By Dimitri Kyprianou, Managing Director of Go Inspire CX
There’s never been a better time for brands to introduce loyalty programs as digitalisation engulfs almost every facet of our lives.
In past times, consumers have used these schemes to lower the cost of weekly shops or pay for luxury items and occasional treats, while saving money for a holiday, house deposit or to upgrade their car.
Now as the cost-of-living takes hold, customers are becoming even more reliant on loyalty schemes to help them get through difficult times. However, retailers shouldn’t get complacent. They must continue to provide offers and rewards that are relevant and meaningful – even with a possible focus on non-monetary benefits to drive genuine loyalty, rather than an affinity to the lowest bidder.
Here’s where digital helps – customer data and insight-led offers can be used to deliver enhanced personalisation at every customer touchpoint, from direct mail to online and in-store experiences. Using this hyper-personalised approach gives consumers confidence in a brand’s loyalty to them, which may beget loyalty from the customer in return.
Those that fail to offer personalised experiences are likely to lose custom during these trying times, as consumers become increasingly aware of their money and where they are spending it.
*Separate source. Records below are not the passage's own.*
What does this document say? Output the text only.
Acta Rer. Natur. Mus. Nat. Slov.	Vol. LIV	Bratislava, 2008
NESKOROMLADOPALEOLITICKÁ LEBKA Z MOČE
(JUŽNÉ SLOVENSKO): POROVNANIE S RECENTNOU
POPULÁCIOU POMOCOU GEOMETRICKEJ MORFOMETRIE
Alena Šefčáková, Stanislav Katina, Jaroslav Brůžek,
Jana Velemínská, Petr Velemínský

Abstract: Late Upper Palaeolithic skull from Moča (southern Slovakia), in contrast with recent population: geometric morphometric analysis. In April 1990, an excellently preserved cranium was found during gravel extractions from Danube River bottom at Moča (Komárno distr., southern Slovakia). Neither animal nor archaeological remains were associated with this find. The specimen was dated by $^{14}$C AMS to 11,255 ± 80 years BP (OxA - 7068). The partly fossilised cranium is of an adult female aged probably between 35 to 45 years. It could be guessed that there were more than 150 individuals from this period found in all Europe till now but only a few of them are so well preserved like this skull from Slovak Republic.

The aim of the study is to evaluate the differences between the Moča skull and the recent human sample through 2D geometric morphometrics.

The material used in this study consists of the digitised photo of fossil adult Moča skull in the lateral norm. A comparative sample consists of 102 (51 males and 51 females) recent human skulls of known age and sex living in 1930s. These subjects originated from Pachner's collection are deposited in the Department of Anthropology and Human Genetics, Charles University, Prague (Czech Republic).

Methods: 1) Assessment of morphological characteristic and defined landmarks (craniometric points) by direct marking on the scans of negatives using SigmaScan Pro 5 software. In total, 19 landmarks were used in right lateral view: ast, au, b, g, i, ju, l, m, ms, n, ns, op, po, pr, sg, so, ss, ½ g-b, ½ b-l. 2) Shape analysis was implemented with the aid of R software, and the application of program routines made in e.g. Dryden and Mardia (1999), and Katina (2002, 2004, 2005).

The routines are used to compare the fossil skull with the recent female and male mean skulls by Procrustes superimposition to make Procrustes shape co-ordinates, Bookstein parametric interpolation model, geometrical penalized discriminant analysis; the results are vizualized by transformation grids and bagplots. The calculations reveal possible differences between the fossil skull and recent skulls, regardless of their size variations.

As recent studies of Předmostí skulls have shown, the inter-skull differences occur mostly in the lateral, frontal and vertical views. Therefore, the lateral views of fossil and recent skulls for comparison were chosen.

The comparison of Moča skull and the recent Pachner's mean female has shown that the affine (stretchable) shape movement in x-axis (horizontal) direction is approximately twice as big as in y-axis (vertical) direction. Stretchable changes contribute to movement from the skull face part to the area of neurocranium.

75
Loyalty programs are getting more popular
Research shows that 42% of Brits are using loyalty schemes to combat the cost of living, as written about here in the Retail Gazette. We also know that customers are focused on making ends meet and looking for ways to stretch the family finances anyway, and especially now budgets are squeezed. The Opinions and Lifestyle Survey by the Office of National Statistics written here on Raconteur in August 2022 found that 60% were spending less on non-essentials, 44% were spending less on food shopping and essentials, and 40% were shopping around more.
Joining a loyalty scheme is a sensible way to help consumers tighten their belts – previous sentiment has been: ‘I’m shopping there anyway so I might as well get a little bit extra back’, but nowadays the rise of ‘member pricing’ from the likes of Tesco Clubcard and Nectar allow customers immediate access to cheaper prices in supermarkets, increasing their popularity.
Customers are shifting their preferences from loyalty schemes that offer them rewards or benefits, to those that are focused on discounts or other ways to reduce the cost of groceries. This is particularly clear when you see how popular Clubcard Prices and Nectar Prices have been. Customers love these discounts and use them to navigate the supermarket.
This slight but significant pivot has helped loyalty schemes grow in importance – they’ve gone from being ‘the cherry on top of the cake’ to providing a way to afford the cake!
The benefits and challenges of loyalty programs
From a data standpoint, accuracy is key to delivering personalisation. Loyalty programs allow retailers to get very detailed personal data of the customer including name, address, email and purchasing behaviour, which helps you to really understand them and their shopping tendencies.
This type of data allows retailers to speak to their customers more personally and with relevance. Retailers can use the data to grow customer loyalty and sales revenues by identifying loyal customers and rewarding them suitably. It also allows retailers to see which customers have the “headroom” to spend more and tailor offers and rewards to encourage them to extend their purchasing with them, rather than with competitors.
On the flipside, loyalty programs can be costly to set up and manage in terms of IT, human resources and the costs of the customer rewards and benefits. Another one of the most important considerations is the ability to collect and store the data safely and legally.
There is also a requirement for expertise, either in-house or via a third-party partner, to maximise the value of the data, in order to ensure the investment in the loyalty program is not wasted. Retailers must have the ability to understand the customer behavioural patterns within their data and create segmentations and modelling tools to identify, group and grow the loyalty of their customers. They will also need expertise to deliver personalisation at scale to fully maximise the value of the data.
Loyalty programs are used by customers during good and bad times. Retailers must be prepared to adapt their offering to deliver both short- and long-term solutions to their customers to ensure they remain loyal and chose to spend their money with them.